ただし、Googleから記事を評価してもらうためには、自社商品を紹介する事だけを目的に作成するのではなく、ユーザーにとって本当に役立つコンテンツを作成する必要があります。
ECサイトSEOでおすすめのショッピングカートシステム
これからECサイトを始める方に向けて、SEOに適したショッピングカートシステムを2つ紹介します。
- Shopify
- Makeshop
それぞれの特徴を解説します。
shopify
shopifyは、カナダの企業が開発したレンタル型のショッピングカートシステムです。自身でサーバーを借りる必要がなく、多言語に対応した決済システムや多彩なテンプレートが初めから用意されているため世界中で利用者が急増しています。
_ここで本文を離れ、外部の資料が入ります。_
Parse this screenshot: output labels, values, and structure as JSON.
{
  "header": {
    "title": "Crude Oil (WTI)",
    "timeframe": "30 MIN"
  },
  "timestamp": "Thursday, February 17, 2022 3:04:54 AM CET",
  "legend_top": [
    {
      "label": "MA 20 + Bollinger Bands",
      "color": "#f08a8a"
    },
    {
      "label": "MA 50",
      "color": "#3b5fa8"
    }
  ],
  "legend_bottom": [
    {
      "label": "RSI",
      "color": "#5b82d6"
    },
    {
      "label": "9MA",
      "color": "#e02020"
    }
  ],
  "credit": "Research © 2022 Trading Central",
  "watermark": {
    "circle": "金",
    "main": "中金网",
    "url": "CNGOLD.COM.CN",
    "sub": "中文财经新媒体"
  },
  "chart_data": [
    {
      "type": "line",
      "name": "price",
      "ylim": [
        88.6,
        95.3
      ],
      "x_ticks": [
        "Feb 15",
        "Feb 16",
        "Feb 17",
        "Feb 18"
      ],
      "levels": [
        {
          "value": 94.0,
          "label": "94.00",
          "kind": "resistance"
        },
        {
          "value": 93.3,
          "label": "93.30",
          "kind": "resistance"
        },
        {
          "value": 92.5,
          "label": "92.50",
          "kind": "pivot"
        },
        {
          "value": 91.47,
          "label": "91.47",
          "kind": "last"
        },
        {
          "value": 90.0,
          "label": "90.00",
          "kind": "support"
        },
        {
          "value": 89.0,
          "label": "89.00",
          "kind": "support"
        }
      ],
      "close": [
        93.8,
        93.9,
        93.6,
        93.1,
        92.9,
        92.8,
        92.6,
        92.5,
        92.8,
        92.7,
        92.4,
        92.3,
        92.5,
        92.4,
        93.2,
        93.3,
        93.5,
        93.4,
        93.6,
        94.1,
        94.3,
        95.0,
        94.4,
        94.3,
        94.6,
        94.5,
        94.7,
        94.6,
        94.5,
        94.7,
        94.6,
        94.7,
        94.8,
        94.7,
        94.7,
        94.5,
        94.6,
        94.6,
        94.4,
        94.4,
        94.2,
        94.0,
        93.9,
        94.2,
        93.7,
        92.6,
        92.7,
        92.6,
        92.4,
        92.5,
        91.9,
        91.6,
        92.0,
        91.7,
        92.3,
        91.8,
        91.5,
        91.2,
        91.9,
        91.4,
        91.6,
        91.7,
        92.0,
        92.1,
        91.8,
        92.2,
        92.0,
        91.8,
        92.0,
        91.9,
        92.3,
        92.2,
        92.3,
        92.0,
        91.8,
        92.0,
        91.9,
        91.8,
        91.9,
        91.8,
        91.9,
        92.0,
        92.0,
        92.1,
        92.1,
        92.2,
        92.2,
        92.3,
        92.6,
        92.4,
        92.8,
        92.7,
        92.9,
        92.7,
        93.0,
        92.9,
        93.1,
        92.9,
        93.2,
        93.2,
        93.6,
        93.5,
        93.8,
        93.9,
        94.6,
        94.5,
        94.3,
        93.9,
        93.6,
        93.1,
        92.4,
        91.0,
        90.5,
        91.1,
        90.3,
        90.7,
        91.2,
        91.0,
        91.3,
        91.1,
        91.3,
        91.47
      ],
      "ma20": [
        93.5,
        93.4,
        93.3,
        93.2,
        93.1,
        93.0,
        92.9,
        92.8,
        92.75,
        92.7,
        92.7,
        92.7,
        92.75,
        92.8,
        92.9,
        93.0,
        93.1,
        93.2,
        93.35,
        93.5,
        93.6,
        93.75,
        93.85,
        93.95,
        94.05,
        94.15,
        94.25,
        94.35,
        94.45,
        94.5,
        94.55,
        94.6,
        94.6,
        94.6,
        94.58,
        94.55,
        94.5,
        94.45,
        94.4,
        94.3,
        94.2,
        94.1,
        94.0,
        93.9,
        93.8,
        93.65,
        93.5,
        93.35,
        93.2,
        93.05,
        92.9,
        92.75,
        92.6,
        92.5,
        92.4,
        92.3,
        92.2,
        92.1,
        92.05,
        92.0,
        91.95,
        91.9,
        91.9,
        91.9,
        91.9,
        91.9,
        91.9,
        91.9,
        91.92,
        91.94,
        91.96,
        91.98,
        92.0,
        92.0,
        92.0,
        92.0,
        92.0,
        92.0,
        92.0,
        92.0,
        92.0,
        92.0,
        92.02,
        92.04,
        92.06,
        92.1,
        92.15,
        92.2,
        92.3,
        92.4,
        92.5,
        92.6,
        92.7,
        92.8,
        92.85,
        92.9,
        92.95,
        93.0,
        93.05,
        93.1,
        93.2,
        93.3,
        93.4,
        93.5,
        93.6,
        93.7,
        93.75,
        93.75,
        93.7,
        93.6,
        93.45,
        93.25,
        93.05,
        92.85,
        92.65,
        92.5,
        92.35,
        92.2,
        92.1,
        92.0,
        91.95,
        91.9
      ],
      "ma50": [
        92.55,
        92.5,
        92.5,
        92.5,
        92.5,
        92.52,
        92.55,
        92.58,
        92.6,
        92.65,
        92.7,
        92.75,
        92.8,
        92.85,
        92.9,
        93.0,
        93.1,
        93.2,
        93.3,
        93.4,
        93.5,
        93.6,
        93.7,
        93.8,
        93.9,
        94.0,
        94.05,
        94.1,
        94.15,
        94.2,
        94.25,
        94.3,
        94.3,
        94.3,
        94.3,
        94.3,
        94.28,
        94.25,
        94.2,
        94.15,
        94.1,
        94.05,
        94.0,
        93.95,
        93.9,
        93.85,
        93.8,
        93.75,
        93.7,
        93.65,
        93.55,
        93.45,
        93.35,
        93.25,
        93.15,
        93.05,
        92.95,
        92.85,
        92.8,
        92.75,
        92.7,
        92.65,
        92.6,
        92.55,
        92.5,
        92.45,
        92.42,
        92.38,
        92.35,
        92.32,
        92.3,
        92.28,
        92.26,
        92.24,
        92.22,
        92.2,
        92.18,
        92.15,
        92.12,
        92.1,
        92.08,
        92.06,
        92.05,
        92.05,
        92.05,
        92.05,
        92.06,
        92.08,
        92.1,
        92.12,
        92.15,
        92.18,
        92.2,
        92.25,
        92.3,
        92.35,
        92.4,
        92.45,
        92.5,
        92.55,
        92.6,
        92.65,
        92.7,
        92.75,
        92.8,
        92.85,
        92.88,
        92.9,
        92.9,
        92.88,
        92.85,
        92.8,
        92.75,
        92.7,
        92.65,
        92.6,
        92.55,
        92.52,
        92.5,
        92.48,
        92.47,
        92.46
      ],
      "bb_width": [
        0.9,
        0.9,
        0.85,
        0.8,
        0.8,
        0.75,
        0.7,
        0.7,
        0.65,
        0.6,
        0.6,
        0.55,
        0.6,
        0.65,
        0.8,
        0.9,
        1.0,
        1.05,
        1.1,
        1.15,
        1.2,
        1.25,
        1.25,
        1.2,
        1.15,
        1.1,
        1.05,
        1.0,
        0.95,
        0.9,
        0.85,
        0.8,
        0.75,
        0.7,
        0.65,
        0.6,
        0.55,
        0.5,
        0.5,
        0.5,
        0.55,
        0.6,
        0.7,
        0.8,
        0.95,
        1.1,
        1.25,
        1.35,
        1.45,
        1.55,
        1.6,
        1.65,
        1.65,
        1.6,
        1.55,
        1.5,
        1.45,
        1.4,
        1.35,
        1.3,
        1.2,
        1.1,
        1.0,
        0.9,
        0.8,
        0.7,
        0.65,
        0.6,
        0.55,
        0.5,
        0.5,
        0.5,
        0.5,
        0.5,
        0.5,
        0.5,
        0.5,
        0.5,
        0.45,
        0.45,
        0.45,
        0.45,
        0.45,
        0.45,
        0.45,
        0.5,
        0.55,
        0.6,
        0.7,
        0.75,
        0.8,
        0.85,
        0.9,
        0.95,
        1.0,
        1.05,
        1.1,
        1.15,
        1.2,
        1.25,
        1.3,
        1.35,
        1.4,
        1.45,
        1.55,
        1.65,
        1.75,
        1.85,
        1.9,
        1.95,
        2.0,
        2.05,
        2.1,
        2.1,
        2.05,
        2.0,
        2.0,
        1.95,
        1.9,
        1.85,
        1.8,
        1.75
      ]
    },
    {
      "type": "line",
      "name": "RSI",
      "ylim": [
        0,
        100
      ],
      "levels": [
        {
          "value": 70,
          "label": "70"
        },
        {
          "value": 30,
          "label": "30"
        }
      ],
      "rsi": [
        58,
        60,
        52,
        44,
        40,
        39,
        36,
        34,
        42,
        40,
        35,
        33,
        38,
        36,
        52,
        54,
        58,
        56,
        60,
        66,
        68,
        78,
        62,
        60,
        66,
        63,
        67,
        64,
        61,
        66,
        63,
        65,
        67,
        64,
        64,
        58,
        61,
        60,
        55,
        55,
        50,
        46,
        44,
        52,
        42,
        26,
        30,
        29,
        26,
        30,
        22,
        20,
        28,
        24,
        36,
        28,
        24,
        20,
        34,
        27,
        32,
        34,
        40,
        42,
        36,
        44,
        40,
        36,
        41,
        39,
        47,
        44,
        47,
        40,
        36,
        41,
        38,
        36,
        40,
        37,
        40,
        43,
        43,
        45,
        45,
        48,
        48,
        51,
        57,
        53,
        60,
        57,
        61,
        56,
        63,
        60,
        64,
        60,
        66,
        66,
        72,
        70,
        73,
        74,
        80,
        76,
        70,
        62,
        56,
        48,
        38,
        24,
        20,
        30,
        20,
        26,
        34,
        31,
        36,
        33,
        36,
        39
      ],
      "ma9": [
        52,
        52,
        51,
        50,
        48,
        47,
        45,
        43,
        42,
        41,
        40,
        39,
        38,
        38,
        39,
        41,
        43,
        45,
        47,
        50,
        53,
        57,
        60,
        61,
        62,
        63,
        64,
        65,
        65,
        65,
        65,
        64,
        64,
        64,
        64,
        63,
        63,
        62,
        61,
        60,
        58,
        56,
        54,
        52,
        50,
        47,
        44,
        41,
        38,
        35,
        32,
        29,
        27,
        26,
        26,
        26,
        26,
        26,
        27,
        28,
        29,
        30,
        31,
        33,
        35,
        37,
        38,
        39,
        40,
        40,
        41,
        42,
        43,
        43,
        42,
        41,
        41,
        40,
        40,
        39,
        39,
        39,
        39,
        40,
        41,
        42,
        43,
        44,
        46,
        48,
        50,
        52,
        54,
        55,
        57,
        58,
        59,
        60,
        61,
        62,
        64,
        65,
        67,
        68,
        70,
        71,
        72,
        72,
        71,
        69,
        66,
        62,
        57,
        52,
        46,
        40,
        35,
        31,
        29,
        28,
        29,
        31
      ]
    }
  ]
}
ShopifyにはSEOに特化したアプリが豊富にあり、商品ページやカテゴリページのtitleタグを一括で更新してくれる機能や、構造化データのサポート機能など、初心者でもテクニカルなSEO施策がやりやすい環境が初めから整っています。
また、InstagramやAmazon、pinterestなど外部サービスとの連携も簡単にできるため、SEO以外の集客チャネルを用意できるなど、幅広いマーケティング戦略をおこなうことができます。
Makeshop
Makeshopは、日本のGMO社が提供しているショッピングカートシステムです。日本の企業が提供しているため、管理画面も日本語で操作することができ、ECサイトを運営している多くの企業が利用しています。
Makeshopのカテゴリは1カテゴリにつき、最大5階層までサブカテゴリを作成できるため、商品一覧ページを商品カテゴリに合わせて細かく作成することがSEO上のメリットになります。
また、Wordpressとの連携もできるため、ECサイトの下層ページにコラムページを設置してコンテンツSEOをおこなうことも可能です。ページごとにtitleタグを変更したり、XMLサイトマップを作成する機能も付いているため、初心者でもSEOをおこないやすいのが特徴です。
まとめ
ECサイトのSEOは、ユーザーの獲得・売上の向上に直結する重要な施策です。競争が厳しくなりつつあるEC市場で勝ち抜くためには、SEO対策は必須と言えるでしょう。
ECサイトを検索上位に表示させられるように、少しずつSEO対策をおこなっていきましょう。